Consider the following points.

• Lee pays $300 as tax and receives $200 worth of benefits from the first public good. Thus, the net benefit from the first public good is -$100, as shown below:$$\begin{gathered} N{B}_1=Benefit-Cost\left(Tax\right) \\ =200-300 \\ =-\$100 \end{gathered}$$
• Lee pays $300 as tax and receives $350 worth of benefits from the second public good. Thus, the net benefit from the second public good is $50, as shown below:$$\begin{gathered} N{B}_2=Benefit-Cost\left(Tax\right) \\ =350-300 \\ =\$50 \end{gathered}$$
• The combined net benefit from the consumption of both public goods is -$50, as calculated below:$$\begin{gathered} CNB=N{B}_1+N{B}_2 \\ =-100+50 \\ =-\$50 \end{gathered}$$
• Since the combined net benefit is negative (=-$50), Lee will say no to funding both the public goods simultaneously.

Consider the following points.

• Johnson pays $300 as tax and receives $250 worth of benefits from the first public good. Thus, the net benefit from the first public good is -$50, as shown below:$$\begin{gathered} N{B}_1=Benefit-Cost\left(Tax\right) \\ =250-300 \\ =-\$50 \end{gathered}$$
• Johnson pays $300 as tax and receives $350 worth of benefits from the second public good. Thus, the net benefit from the second public good is $50, as shown below:$$\begin{gathered} N{B}_2=Benefit-Cost\left(Tax\right) \\ =350-300 \\ =\$50 \end{gathered}$$
  
• The combined net benefit from the consumption of both public goods is -$50, as calculated below:$$\begin{gathered} CNB=N{B}_1+N{B}_2 \\ =-50+50 \\ =\$0 \end{gathered}$$
  
• Since the combined net benefit is zero, Johnson remains indifferent; he can say yes or no to fund the public goods simultaneously.

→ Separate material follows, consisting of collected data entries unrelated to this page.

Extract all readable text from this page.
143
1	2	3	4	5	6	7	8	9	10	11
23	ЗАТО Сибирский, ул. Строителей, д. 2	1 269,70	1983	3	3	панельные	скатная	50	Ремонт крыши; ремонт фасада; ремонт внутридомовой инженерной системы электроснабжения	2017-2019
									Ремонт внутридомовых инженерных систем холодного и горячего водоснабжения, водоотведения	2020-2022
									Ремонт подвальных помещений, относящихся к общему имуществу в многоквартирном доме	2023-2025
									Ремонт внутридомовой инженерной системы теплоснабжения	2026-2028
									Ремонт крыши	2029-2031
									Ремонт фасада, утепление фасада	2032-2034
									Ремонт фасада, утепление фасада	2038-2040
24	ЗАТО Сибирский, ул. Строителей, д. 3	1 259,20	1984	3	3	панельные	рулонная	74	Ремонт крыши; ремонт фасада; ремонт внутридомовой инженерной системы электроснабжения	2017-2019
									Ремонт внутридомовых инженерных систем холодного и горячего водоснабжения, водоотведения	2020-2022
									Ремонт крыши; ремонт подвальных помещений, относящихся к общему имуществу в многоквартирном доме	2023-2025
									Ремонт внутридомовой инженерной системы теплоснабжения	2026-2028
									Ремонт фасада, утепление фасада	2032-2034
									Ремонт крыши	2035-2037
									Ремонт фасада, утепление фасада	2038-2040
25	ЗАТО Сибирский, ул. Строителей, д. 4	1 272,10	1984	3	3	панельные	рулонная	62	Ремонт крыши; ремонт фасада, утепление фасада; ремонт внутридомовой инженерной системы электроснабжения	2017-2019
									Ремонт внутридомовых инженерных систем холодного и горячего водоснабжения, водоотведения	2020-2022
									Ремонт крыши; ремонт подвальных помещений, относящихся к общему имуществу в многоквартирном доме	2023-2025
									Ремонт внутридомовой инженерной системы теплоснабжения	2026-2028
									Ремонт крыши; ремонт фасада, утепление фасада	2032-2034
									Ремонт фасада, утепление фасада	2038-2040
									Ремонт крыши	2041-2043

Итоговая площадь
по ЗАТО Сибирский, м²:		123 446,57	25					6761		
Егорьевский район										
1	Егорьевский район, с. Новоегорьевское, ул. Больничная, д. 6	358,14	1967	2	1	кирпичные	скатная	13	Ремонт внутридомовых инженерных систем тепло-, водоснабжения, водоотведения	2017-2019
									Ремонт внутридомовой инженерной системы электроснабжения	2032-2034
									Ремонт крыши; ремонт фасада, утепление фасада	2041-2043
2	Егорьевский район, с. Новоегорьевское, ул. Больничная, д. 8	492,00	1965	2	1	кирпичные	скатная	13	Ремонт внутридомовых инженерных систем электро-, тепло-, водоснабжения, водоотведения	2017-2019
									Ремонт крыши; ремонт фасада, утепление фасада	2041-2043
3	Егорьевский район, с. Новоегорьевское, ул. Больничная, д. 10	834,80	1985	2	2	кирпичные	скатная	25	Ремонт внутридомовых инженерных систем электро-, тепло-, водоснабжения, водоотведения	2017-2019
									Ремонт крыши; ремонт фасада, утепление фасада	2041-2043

Johnson is the median voter as he holds a middle position whether or not to fund the proposal. The other will try to persuade him towards their extreme position to say yes or no to form a majority since there are only three voters.

Garcia will try to convince him to say yes as her benefits exceed the cost (positive combined net benefit). Lee will try to convince him to say no to the proposal as her cost is more than her benefits (negative combined net benefit).